Make the Most of Patient-Facing Technology
Patient-facing technologies — or a healthcare practice’s phone system, website and patient portal — offer new and current patients ways to access the practice’s services. The importance of these technologies shouldn’t be underestimated. This article looks at each technology category and explains how practices can ensure that these technologies provide the best possible experiences for their patients.
Make the most of patient-facing technology
Loosely speaking, there are two types of practice infrastructure. The first type is obvious — your office building, examination rooms and even patient workflow. But another type of infrastructure is patient-facing technology, or the technology that your new or current patients first encounter when dealing with your practice. Mostly, this refers to your phone system, website and patient portal. The importance of these technologies shouldn’t be underestimated.
The phone system
Some phone systems can be enormously expensive. But there are plenty of low-cost, highly sophisticated systems, often as part of an outside service. Service is key, because the patient’s ability to call and be immediately transferred to the appropriate professional is enormously important.
Do you know what a patient hears when they call your office? Call in and actually listen to the message. Is it robotic? Is it gloomy or upbeat, cold or welcoming? Is it a reflection of how you want your patients to feel about your practice? The phone system is often the last thing physicians upgrade in their practice, but it’s typically the first thing a patient uses.
Think about how your website looks. Does it make your office appear modern? Does it provide information in a streamlined format? It’s important to:
- Make sure your website is professional and updated regularly,
- Use best practices, be clear and easy to use, follow HIPAA regulations and be accessible under Americans with Disabilities Act (ADA) requirements,
- Use quality photographs of you and your staff that show you as both competent and approachable, including photos of physicians and staff interacting with potential patients,
- Be mobile friendly,
- Make sure essential information is easy to find, and
- Add online forms to streamline check-ins.
Given the current trends toward telemedicine during the pandemic and going forward, consider having videoconferencing capabilities built into your website if you don’t already have them or, at the very least, promote your practice’s telehealth capabilities.
The patient portal
From the perspective of the healthcare practice, a patient portal has three components:
- To advertise for new patients,
- To communicate with existing patients and increase engagement, and
- To provide information patients need to make healthy changes.

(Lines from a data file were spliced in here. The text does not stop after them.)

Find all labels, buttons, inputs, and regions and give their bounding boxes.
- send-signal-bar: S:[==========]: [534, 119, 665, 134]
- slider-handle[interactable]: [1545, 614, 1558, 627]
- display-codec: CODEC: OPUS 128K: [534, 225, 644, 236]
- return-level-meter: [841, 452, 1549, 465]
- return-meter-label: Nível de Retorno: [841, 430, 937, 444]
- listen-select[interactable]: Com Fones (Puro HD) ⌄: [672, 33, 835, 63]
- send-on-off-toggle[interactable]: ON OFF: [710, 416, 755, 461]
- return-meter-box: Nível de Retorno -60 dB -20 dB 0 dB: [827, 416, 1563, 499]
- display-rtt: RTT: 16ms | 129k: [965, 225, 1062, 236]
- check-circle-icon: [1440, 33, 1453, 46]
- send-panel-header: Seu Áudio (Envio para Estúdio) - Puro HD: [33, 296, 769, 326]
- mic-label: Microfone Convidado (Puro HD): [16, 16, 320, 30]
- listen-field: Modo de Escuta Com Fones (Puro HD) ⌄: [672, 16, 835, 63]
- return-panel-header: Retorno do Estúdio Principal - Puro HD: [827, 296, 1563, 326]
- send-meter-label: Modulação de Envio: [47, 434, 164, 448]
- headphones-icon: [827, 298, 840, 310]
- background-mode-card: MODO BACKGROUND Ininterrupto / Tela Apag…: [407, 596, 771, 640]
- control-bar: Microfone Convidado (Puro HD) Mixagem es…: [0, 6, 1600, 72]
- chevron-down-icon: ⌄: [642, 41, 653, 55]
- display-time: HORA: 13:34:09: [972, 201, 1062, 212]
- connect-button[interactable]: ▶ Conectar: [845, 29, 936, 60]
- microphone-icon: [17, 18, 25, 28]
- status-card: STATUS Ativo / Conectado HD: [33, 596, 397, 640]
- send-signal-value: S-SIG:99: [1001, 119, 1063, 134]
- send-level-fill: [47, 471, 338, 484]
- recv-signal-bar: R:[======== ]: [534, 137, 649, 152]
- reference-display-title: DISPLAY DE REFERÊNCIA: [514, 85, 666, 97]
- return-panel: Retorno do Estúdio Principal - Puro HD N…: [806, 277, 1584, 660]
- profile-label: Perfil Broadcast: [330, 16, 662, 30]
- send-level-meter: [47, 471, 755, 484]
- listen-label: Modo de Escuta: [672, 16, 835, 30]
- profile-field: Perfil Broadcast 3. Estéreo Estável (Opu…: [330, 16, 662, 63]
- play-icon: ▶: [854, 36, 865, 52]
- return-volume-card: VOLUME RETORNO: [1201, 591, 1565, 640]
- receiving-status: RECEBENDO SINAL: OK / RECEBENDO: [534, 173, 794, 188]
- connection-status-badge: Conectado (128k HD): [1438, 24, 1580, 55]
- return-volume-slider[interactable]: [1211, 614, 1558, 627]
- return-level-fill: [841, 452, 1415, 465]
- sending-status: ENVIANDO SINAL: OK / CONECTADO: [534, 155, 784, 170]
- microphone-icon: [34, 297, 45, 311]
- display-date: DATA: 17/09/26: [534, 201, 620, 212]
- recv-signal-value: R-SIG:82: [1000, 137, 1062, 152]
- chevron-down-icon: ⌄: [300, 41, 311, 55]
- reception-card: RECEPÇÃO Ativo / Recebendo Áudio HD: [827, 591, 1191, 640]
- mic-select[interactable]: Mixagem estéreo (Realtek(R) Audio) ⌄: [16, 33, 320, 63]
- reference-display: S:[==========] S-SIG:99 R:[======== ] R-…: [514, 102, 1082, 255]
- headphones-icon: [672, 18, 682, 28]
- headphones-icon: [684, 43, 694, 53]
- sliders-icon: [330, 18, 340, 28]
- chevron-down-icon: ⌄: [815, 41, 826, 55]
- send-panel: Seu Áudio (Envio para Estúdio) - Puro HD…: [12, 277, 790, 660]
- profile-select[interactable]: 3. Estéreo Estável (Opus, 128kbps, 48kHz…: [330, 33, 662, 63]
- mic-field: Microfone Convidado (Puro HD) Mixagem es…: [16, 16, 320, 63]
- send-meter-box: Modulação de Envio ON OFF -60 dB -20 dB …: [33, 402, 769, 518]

Features vary greatly from one patient portal to another, but may include the ability to:
- Securely view and print part of the patient’s medical record,
- Exchange secure email with health care providers and staff,
- Request prescription refills,
- Schedule nonurgent appointments,
- Check patient benefits and coverage,
- Update patient contact information,
- Make payments, and
- Download or complete intake forms.
Perception is everything
Each of these pieces of patient-facing infrastructure should project professionalism. Using these technologies can help you control all aspects of how your practice is perceived and create many potential ways patients can interface with you.